Sun Advocate reporter

While the recent rainfall has been a welcome sight for an area grappling with drought conditions, that same rain helping saturate the soil is also unearthing an eyesore of weeds in yards and in every crack and crevice along city streets.

Along some streets in Price City, passersby can see weeds - some as high as six feet tall - breaking through the smallest of openings in the street. As the monsoon season nears its end this month, city officials are hoping that residents will help do their part in quelling the problems with weeds.

Gary Sonntag, Price City Public Works director, said the city would like to help out as much as possible with clearing away weeds. However, the city is not responsible for clearing out weeds in areas that are a property owner's responsibility, including the front of a property and on the property itself, Sonntag explained.

"The city cannot get out to every location and clear out weeds," said Sonntag. "People (homeowners) have a responsibility to take care of weeds along their properties."

Sonntag said he has seen weeds that have grown out of control since the start of the summer season. Some weeds, he explained, could be mistaken for something else.

"In some places, the weeds are starting to look like trees," he said.

City workers with the Streets Department have worked on trying to cut down the problems with weeds, especially along ditches, street corners and in areas around street signs. Sonntag said the city wants to make sure that street signs are clearly visible to motorists as well as pedestrians walking along streets in the within the city.

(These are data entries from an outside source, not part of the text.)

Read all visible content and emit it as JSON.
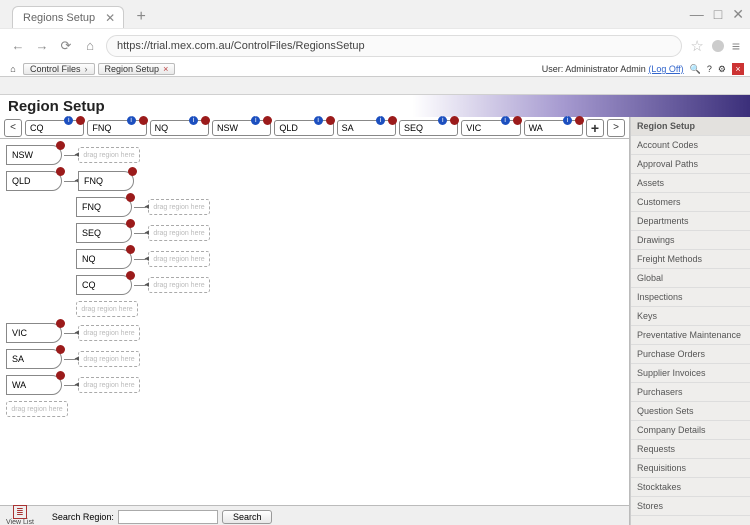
{
  "browser": {
    "tab_title": "Regions Setup",
    "url": "https://trial.mex.com.au/ControlFiles/RegionsSetup"
  },
  "breadcrumb": {
    "items": [
      "Control Files",
      "Region Setup"
    ]
  },
  "user_info": {
    "prefix": "User: ",
    "name": "Administrator Admin",
    "logoff": "(Log Off)"
  },
  "page_title": "Region Setup",
  "region_tabs": [
    "CQ",
    "FNQ",
    "NQ",
    "NSW",
    "QLD",
    "SA",
    "SEQ",
    "VIC",
    "WA"
  ],
  "tree": {
    "top": [
      "NSW"
    ],
    "qld": {
      "label": "QLD",
      "children": [
        "FNQ",
        "SEQ",
        "NQ",
        "CQ"
      ]
    },
    "bottom": [
      "VIC",
      "SA",
      "WA"
    ]
  },
  "drop_label": "drag region here",
  "sidebar": {
    "items": [
      "Region Setup",
      "Account Codes",
      "Approval Paths",
      "Assets",
      "Customers",
      "Departments",
      "Drawings",
      "Freight Methods",
      "Global",
      "Inspections",
      "Keys",
      "Preventative Maintenance",
      "Purchase Orders",
      "Supplier Invoices",
      "Purchasers",
      "Question Sets",
      "Company Details",
      "Requests",
      "Requisitions",
      "Stocktakes",
      "Stores"
    ]
  },
  "footer": {
    "view_list": "View List",
    "search_label": "Search Region:",
    "search_button": "Search"
  },
  "chart_data": {
    "type": "table",
    "title": "Region hierarchy",
    "regions_flat": [
      "CQ",
      "FNQ",
      "NQ",
      "NSW",
      "QLD",
      "SA",
      "SEQ",
      "VIC",
      "WA"
    ],
    "hierarchy": {
      "NSW": [],
      "QLD": [
        "FNQ",
        "SEQ",
        "NQ",
        "CQ"
      ],
      "VIC": [],
      "SA": [],
      "WA": []
    }
  }
}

According to chapter 17.13.4 within the Price City land use and development management code, "all premises and exterior property shall be maintained free from weeds or plant growth in excess of 12 inches in height". The code also goes on to say that weeds are "defined as grasses, annual plants and vegetation other than trees or shrubs...(but) shall not include cultivated flowers and gardens".

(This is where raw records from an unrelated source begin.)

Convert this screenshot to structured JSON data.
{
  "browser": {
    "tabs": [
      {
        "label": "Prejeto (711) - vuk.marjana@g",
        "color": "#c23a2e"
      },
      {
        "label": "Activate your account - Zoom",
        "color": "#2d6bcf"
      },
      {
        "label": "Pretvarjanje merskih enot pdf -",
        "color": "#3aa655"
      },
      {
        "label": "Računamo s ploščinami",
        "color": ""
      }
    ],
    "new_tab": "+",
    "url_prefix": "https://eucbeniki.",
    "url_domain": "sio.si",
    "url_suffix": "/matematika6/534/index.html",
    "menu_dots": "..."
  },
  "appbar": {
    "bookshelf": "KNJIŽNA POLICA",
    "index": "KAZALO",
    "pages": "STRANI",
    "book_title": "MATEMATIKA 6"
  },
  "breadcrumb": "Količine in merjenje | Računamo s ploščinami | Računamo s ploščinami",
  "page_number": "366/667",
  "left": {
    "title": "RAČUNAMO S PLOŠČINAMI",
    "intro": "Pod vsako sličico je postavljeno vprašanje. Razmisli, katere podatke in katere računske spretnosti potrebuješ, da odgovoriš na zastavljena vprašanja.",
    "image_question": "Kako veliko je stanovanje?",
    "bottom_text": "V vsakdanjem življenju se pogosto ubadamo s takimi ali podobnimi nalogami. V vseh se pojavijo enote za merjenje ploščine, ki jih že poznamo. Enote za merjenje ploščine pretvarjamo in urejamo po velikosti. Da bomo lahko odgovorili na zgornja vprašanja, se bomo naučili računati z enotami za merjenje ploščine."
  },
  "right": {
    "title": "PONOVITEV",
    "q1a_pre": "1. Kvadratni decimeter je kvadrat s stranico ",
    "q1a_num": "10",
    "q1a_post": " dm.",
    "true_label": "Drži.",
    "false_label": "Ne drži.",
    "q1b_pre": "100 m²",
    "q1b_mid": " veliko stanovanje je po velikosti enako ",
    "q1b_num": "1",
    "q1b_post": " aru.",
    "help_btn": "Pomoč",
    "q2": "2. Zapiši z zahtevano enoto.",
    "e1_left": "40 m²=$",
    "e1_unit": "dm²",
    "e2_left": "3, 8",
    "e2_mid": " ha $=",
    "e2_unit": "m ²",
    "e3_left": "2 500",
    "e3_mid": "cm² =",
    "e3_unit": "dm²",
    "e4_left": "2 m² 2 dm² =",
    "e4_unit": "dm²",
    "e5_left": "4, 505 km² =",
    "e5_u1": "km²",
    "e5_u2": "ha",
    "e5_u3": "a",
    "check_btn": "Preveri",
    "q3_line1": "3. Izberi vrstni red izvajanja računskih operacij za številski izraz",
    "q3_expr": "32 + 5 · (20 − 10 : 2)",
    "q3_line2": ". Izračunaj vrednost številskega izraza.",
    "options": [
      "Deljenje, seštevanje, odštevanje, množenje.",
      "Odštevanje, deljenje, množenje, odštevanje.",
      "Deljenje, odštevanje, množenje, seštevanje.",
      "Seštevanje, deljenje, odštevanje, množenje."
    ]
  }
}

While there may be a problem with a property owner not clearing away weeds on their property or areas along the property that they are responsible for, the city does not look to give out tickets immediately.

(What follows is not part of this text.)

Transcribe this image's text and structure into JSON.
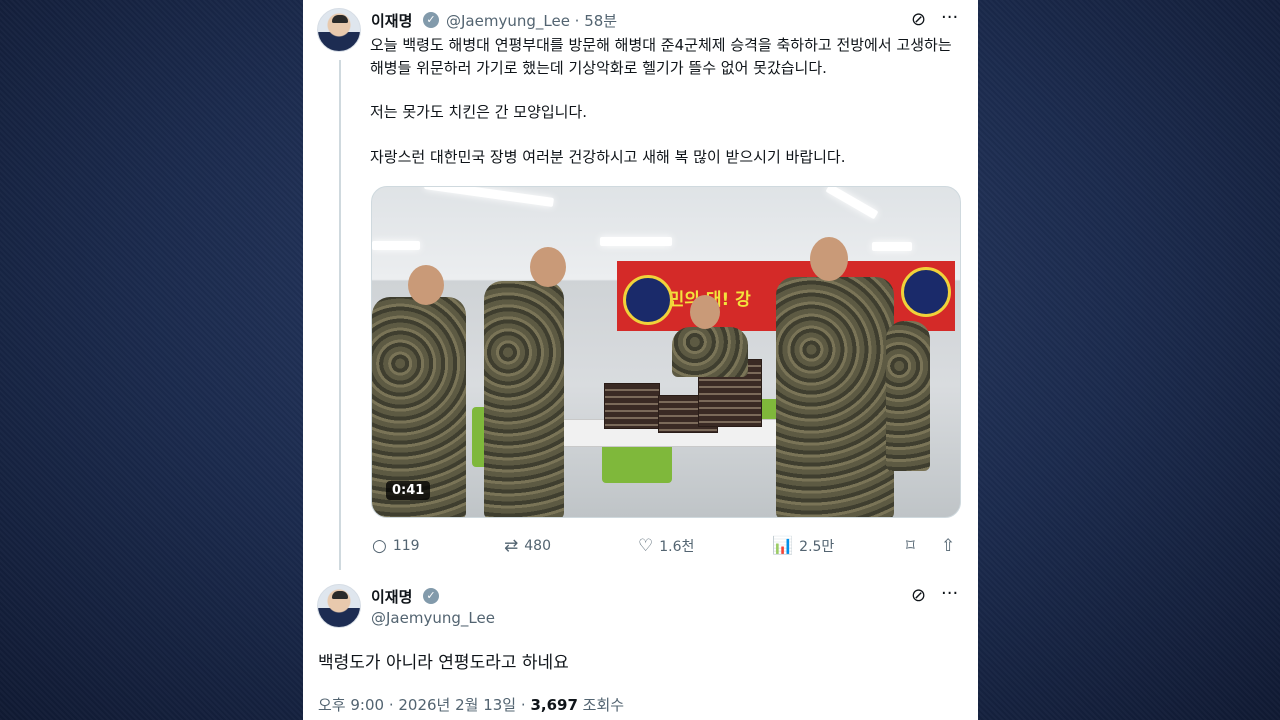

"Usually the city will post a notice letting the homeowner know some weeds need to be cleared away within a set period of time," said Nick Tatton, Price City community director. Should the problem not be resolved within the allotted time, then a ticket may be an option, Tatton explained.

The problems with weeds are not just limited to the city, businesses and homeowners, other entities including Utah Department of Transportation and Union Pacific are responsible for clearing away weeds and debris that fall in line with their rights of way. Sonntag said he has been in contact with both entities on clearing away the weed growth in areas they are responsible for. However, despite the recent growth of weeds in those areas, Sonntag said the city cannot just go in and do the work for them.

While taking care of a property can be a time consuming task, keeping areas cleared from weeds can help improve the look of the city, especially to the eyes of people not from the area, Sonntag said.

Tips for clearing out weeds include using weed repellant spray on affected areas more than once during the late spring and summer seasons and watching areas along a property where any cracks or crevices are located where weeds may sprout from.

"Residents need to try their best at controlling the weeds in advance," said Sonntag.